I looked over the entire profile. It’s easy to be objective when it isn’t you. I told her to delete some things, add others, or answer one of the more in depth questions differently. “Don’t limit yourself,” I said. “Don’t say you won’t re-locate. He could live 45 minutes and be in the next state. And you should delete this picture. You look tired. Delete the one with the other girl in it. You want to be the focus. Eyes don’t need to wander unless they’re moving off your page. And this one, should be your main photo.”

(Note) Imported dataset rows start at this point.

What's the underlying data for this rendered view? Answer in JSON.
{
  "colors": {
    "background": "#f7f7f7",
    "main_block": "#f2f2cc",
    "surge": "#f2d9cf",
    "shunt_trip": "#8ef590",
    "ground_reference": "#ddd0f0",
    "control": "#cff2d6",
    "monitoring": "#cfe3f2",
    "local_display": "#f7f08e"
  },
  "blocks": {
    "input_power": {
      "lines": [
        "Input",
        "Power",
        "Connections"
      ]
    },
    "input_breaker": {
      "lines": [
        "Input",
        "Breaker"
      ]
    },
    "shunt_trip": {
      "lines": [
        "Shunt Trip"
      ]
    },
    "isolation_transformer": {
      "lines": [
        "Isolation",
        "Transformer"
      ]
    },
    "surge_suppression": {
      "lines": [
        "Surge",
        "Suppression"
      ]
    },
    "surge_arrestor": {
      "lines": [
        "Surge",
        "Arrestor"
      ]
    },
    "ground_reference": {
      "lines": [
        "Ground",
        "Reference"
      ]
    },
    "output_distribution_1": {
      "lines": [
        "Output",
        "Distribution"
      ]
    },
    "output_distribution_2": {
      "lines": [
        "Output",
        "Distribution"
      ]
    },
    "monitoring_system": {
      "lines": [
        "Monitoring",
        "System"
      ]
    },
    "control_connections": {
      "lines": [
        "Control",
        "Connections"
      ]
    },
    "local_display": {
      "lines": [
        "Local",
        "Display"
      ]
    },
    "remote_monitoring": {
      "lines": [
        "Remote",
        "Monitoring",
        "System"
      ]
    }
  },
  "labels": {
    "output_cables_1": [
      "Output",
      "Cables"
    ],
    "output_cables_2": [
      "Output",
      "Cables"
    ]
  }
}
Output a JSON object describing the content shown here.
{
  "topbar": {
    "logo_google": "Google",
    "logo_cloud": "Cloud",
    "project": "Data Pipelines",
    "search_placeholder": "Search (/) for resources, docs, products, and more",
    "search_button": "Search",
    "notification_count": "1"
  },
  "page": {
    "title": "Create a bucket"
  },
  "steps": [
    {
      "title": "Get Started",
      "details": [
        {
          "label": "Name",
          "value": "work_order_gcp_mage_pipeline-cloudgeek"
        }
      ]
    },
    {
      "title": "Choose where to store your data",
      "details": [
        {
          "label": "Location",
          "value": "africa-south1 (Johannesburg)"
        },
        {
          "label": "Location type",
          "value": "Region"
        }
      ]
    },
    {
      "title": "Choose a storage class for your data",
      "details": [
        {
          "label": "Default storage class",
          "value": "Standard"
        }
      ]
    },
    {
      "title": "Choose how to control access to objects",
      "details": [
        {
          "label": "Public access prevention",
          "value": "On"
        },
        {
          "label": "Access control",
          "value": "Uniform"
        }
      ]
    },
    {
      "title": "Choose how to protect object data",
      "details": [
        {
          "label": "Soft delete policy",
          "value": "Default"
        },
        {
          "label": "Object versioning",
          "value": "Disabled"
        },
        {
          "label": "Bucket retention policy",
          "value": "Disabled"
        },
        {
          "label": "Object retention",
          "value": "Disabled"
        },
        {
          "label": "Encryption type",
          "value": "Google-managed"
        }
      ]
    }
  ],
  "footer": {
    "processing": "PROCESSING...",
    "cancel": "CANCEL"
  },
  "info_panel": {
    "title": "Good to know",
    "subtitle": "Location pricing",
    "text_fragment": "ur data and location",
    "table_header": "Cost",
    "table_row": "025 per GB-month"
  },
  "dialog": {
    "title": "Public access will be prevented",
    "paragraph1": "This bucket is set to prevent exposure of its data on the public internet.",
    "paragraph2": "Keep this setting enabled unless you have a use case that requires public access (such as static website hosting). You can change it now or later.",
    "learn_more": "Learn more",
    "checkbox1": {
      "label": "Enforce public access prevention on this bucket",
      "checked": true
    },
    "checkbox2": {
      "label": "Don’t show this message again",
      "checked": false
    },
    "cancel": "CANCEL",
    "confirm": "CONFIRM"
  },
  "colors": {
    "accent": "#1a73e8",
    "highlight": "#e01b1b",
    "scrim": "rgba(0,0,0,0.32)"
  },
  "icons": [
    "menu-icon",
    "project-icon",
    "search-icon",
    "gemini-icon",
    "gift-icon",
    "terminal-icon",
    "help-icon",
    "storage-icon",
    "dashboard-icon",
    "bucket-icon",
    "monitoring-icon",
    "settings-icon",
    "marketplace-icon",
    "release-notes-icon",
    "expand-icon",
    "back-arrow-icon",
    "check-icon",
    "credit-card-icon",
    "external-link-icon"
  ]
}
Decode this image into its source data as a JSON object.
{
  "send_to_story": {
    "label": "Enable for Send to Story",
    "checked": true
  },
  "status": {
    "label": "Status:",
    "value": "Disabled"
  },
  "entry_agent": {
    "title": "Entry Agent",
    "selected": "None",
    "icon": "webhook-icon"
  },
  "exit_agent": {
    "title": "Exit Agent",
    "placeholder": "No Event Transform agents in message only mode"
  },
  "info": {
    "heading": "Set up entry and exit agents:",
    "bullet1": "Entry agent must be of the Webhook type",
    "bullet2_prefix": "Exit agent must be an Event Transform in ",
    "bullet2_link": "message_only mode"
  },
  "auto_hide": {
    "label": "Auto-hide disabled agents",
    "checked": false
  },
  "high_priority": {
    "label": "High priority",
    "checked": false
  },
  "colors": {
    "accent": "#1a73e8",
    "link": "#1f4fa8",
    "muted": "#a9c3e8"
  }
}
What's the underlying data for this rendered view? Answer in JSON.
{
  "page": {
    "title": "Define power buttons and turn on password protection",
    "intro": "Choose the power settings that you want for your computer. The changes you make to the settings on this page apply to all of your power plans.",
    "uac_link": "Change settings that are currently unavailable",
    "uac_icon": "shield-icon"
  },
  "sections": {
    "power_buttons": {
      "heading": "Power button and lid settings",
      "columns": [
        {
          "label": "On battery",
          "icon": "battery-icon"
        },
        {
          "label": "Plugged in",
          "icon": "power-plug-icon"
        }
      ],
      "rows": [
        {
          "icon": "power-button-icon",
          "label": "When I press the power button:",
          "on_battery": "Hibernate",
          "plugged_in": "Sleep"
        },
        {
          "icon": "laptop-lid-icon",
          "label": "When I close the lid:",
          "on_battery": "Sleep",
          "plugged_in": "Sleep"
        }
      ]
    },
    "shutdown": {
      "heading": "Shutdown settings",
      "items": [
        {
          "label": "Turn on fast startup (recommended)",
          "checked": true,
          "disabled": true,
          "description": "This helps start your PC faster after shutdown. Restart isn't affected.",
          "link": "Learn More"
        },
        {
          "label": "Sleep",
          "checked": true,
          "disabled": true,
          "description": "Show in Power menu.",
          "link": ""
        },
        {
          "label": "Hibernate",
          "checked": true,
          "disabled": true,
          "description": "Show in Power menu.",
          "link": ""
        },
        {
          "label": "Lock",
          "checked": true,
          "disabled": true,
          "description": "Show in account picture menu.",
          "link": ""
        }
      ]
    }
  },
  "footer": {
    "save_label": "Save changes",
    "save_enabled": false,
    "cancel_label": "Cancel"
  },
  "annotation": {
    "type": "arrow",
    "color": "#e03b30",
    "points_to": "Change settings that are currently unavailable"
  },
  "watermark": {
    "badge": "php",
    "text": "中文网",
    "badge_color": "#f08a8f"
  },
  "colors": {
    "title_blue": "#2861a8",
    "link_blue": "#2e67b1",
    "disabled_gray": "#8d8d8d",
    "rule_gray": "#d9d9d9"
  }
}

Then we got to the “About Me” part of the profile. As most do, it started with a disclaimer of, “it’s not easy to write about myself….” Well, we know that. Delete. “I am loyal, dedicated and trustworthy.” I looked at her. “What are you, a dog ? Those are adjectives that describe a dog, not a date.” I told her we have to make this stand out, come alive, separate it from the rest.
“Okay, how about a man with a tool belt.” She giggled. I laughed. “That’s great,” I said. “Funny. We can work with that. Everyone appreciates a good sense of humor.” So it became the new heading of her new profile. I added my bit and it read, “Wanted. A man with a tool belt. I’m a home-owner and sometimes it gets challenging moving heavy appliances across the floor by myself.” And she said, “They’re going to think I’m a heavyweight.” No, they’re going to think you’re very funny. It’s a joke. If he doesn’t get it, hang up on him. He has no sense of humor, so you’d never make it.
For the next few hours we went back and forth, composing a comedic sketch between a few practical and serious answers. We couldn’t stop laughing. We were both on a roll. And a few hours after she left and her main photo and essay were approved, some guy popped up on the screen, while I was putting the finishes on. He wanted to chat by i.m. She wasn’t there and not wanting her to miss out on a potential opportunity, I hit the ok button to accept and connect.
He’s from NYC. And he was cute. It’s so funny how some people begin their introduction. He writes Hey. Then sends it. Then sends another hey. What was up with him ? So I wrote, Yes, I’m here. Did you want to say something or discuss the diet of horses ? I told him it was an early night for me and to send a note and we can catch up another time.
I told my niece the good news. She went on to check him out. He’s 5’7, my height, too short. Oh and he doesn’t like animals. Delete. But look at the guy that wrote me from nearby. “Wow,” I said. He’s really good looking. If you don’t like him, I’ll go out with him.”
You know, they ask some crazy questions on some of these sites. What do you do for fun ? Okay not so crazy, but she hit a home-run on this one. “Eat medical marijuana brownies,” so as I was writing this into the profile, she said, “You can’t put that in. “Sure, I can, with a disclaimer that you have no medical issues.” Then she added, “Okay and how about I like to clean naked.” I put that in too.
When they asked what she did on a typical Friday and Saturday night, I wrote, “on alternate weeks, I clean and with the shades up. But only on Friday nights.” We had a blast re-writing this and it has been shown, that time after time (great Cyndi Lauper song) the profiles I’ve helped people with and re-written, have increased hits and messages.
So, if you know anyone in need of that service, send me a note. And to my lovely and loving niece, I had to divulge some of this material. You can understand. It was just too good to pass up. And if my helping you to re-do your profile, ends with you meeting “The one,” and you have kids, I think one of them should definitely bear my name. LOL (Get ready, because all those abbreviations are headed your way.)